Haskell puzzles!

[Daan Leijen]

Hi all,

I have put together some interesting Haskell puzzles!
Not many people were able to solve all three puzzles 
so don't be discouraged you don't know all the answers.

Have fun, 
 Daan.

-----------------------------------------------------
- All three puzzles are "Haskell 98"; you can solve 
  them using the Haskell 98 manual and they should be
  implementation independent.

- "equal" means that two evaluated expression denote
  the same semantical value; i.e. when typed on the
  Hugs prompt, I will see the same answer.

- All the answers are at the end of this mail.

-----------------------------------------------------
1) Are e1 and e2 equal?

> f (x:xs) y  = x
> g (x:xs)    = \y -> x
>
> e1 = seq (f []) 1
> e2 = seq (g []) 1


-----------------------------------------------------
2) Are e1 and e2 equal? 
   Is one definition preferred over the other?
   (And what about "h x = nfib 30" ?)

> f  = const (nfib 30)
> g  = \x -> nfib 30
>
> e1 = f 1 + f 2
> e2 = g 1 + g 2


-----------------------------------------------------
3) Are e1 and e2 equal?
   And what if I typed them on the Hugs prompt?

> f   = \x -> x + x
> g x = x + x
>
> e1  = f 1.0 + f 2.0
> e2  = g 1.0 + g 2.0


-----------------------------------------------------
Answers at the end of this email.....








































Answers:
-----------------------------------------------------
1) 
answer: 
  "e1" equals the value 1, while "e2" is undefined.
   
explanation:
  This is due to the translation of pattern matching.
  The functions are de sugared into:

  > f x' y  = case x' of (x:xs) -> x
  > g x'    = case x' of (x:xs) -> (\y -> x)

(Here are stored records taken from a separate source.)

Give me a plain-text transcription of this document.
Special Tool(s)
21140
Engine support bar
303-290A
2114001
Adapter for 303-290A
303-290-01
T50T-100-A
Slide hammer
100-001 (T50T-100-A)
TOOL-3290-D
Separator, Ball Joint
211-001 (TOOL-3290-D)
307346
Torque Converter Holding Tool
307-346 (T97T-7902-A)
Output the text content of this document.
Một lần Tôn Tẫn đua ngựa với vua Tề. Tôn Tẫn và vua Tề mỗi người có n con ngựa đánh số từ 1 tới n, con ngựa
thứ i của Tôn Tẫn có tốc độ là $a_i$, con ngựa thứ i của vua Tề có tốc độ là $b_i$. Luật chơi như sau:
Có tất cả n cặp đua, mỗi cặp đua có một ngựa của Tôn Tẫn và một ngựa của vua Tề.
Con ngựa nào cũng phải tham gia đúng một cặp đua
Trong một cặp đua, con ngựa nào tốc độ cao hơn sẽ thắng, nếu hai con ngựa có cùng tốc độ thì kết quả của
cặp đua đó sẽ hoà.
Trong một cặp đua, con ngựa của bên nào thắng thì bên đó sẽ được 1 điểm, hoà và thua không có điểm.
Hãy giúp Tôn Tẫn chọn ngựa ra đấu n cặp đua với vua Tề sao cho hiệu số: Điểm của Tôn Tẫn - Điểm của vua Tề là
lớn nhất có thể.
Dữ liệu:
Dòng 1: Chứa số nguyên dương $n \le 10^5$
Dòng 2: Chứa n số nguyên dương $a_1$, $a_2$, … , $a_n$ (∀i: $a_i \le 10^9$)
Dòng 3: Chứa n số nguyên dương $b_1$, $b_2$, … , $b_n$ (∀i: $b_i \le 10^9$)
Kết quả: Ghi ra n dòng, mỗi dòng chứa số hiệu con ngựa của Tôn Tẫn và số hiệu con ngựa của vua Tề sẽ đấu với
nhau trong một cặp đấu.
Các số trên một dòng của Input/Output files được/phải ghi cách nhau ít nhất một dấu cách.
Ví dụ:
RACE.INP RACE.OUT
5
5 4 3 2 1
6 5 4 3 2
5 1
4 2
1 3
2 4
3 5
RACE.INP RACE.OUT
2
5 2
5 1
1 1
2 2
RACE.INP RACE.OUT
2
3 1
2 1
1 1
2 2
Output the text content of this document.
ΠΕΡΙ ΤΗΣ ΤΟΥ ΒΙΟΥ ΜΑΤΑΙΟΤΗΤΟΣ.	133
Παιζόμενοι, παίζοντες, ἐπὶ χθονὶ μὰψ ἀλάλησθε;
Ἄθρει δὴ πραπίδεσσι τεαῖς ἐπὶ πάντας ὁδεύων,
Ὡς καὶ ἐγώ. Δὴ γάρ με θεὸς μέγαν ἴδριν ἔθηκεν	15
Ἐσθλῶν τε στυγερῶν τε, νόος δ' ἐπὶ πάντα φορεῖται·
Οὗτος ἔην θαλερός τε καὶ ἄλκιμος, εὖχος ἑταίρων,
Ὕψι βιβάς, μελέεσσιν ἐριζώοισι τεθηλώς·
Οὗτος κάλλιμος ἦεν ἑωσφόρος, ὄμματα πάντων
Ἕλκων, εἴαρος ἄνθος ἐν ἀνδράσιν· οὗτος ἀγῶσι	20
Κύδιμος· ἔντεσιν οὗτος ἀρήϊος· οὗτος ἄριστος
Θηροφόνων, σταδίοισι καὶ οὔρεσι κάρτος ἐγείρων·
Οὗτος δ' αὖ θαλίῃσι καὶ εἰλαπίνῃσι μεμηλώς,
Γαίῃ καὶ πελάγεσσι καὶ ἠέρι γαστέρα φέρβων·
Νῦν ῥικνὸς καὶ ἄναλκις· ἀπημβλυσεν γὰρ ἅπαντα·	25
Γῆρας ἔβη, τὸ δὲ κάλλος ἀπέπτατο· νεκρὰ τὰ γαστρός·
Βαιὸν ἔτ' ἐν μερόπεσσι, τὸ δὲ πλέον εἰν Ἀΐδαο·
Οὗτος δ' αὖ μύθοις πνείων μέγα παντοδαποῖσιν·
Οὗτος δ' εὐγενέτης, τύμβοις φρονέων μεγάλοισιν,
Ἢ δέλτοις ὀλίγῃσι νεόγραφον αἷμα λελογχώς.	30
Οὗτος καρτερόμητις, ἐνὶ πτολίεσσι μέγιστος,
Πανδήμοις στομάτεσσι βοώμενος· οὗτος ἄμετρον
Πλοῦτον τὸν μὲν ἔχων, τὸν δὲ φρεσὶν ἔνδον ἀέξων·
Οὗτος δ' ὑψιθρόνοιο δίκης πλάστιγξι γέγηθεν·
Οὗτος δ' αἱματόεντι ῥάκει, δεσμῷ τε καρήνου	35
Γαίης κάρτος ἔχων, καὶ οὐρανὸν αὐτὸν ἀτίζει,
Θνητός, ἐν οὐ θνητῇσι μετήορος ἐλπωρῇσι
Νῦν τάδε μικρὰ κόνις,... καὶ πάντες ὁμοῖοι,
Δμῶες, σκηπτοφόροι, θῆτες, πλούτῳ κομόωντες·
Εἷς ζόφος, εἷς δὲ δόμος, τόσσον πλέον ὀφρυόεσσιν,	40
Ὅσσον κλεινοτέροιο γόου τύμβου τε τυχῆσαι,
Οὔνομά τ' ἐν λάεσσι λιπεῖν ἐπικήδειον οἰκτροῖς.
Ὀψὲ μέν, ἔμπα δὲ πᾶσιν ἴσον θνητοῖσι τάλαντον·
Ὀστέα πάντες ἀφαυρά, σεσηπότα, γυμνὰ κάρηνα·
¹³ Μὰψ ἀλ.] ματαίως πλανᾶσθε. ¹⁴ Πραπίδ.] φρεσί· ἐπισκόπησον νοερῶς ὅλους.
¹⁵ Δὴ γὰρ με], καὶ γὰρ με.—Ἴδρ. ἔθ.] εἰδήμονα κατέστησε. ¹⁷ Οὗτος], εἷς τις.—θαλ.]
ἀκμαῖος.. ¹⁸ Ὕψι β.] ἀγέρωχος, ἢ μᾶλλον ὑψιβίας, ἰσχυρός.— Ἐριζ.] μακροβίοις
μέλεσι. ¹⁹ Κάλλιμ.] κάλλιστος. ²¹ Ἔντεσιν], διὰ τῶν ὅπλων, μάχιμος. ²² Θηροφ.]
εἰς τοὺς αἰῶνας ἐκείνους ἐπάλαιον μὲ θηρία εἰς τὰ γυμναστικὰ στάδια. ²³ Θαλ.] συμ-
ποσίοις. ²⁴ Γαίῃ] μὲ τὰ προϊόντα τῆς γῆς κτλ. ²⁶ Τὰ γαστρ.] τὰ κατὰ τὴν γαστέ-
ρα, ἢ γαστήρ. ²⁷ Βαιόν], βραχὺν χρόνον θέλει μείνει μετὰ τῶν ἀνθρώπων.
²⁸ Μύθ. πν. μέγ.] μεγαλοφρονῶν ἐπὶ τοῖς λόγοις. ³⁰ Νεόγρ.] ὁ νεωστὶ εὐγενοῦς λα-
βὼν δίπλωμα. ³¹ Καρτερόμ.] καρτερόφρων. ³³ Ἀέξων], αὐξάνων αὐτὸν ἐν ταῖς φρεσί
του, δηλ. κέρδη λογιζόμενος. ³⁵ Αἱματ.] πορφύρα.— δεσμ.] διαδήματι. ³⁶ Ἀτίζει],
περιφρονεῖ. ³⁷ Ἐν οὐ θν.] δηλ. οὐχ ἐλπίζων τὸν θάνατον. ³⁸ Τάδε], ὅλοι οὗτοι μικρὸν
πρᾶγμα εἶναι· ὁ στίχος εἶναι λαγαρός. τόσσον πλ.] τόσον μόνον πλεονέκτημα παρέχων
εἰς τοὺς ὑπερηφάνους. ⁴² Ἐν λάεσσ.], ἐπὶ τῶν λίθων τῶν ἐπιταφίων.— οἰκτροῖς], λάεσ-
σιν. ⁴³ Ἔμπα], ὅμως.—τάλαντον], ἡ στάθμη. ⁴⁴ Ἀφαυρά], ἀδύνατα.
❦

  Now, the expression "f []" is a partial application
  and thus in weak head normal form while "g []" is
  evaluated and the pattern matching fails.

opinion:
  I think that the pattern matching translation rules
  are wrong here and we shouldn't push the "case" through
  the lambda's. However, the current rules are potentially
  more efficient since all arguments can be collected
  before matching.

-----------------------------------------------------
2)
answer:
  Yes, "e1" and "e2" are equal. However, the "f" definition
  is preferred since it potentially shares the computation 
  of "nfib 30". ("e1" will be almost twice as fast as "e2" 
  on most systems).

explanation:
  The Haskell language is only defined to be "non-strict".
  This means that there are no guarantees about sharing. However,
  all current Haskell systems use lazy semantics. This means
  that both "f" and "g" are caf's. When "g" is evaluated, the
  expression "\x -> nfib 30" is shared and on each call "nfib 30"
  is re-evaluated. When "f" is evaluated, the application node
  "const (nfib 30)" is shared and once it is applied it will be updated
  and "nfib 30" is only evaluated once. Smart compilers like GHC 
  however, will inline definitions like "g" and after common expression
  elimination we also end up with an efficient version. Same would
  hold for a full laziness transformation.

  Note that "h x = nfib 30" behaves exactly like "g" except that it's
  type is more general due to the monomorphism restriction and 
  defaulting:

  > f,g :: a -> Integer
  > h   :: Num b => a -> b

opinion:
  I believe that the operational distinction between both definitions
  is fundamentally important and should be expressible by the user.

-----------------------------------------------------
3) 
answer:
  Yes, "e1" and "e2" are equal (6.0). However, when "e1" and "e2"
  are used outside the scope of "f" and "g", for example when typed
  on the Hugs prompt, "e1" is not well-typed.

explanation:
  The type of "g" is "Num a => a -> a". One would expect the same
  type for "f" but unfortunately, the monomorphism restriction prevents
  this and defaulting tries to resolve the instance. Based on the usage
  of "f", it will default to "Double" and we get the type "Double -> Double"
  for "f". However, if we would use it from the Hugs prompt, there is
  no usage site of "f" and defaulting will resort to the "default defaulting"
  rules and set the type of "f" to "Integer -> Integer" and the expression
  "f 1.0" becomes ill typed -- that is, unless I use a "default" declaration
  in the module, as in:

  > default (Double)

opinion:
  Clearly, as puzzle 2 shows, we want to have a distinction between 
  shared values and functions. So, we need at least to be warned when
  the compiler would add a dictionary argument. I would say that an
  "overloading warning" is more appropriate than a "monomorphism restriction".
  Anyway, the real culprit here is the horrible defaulting mechanism. 
  I believe that defaulting has no place in Haskell modules and should 
  probably only be used on expressions in a top-level interpreter.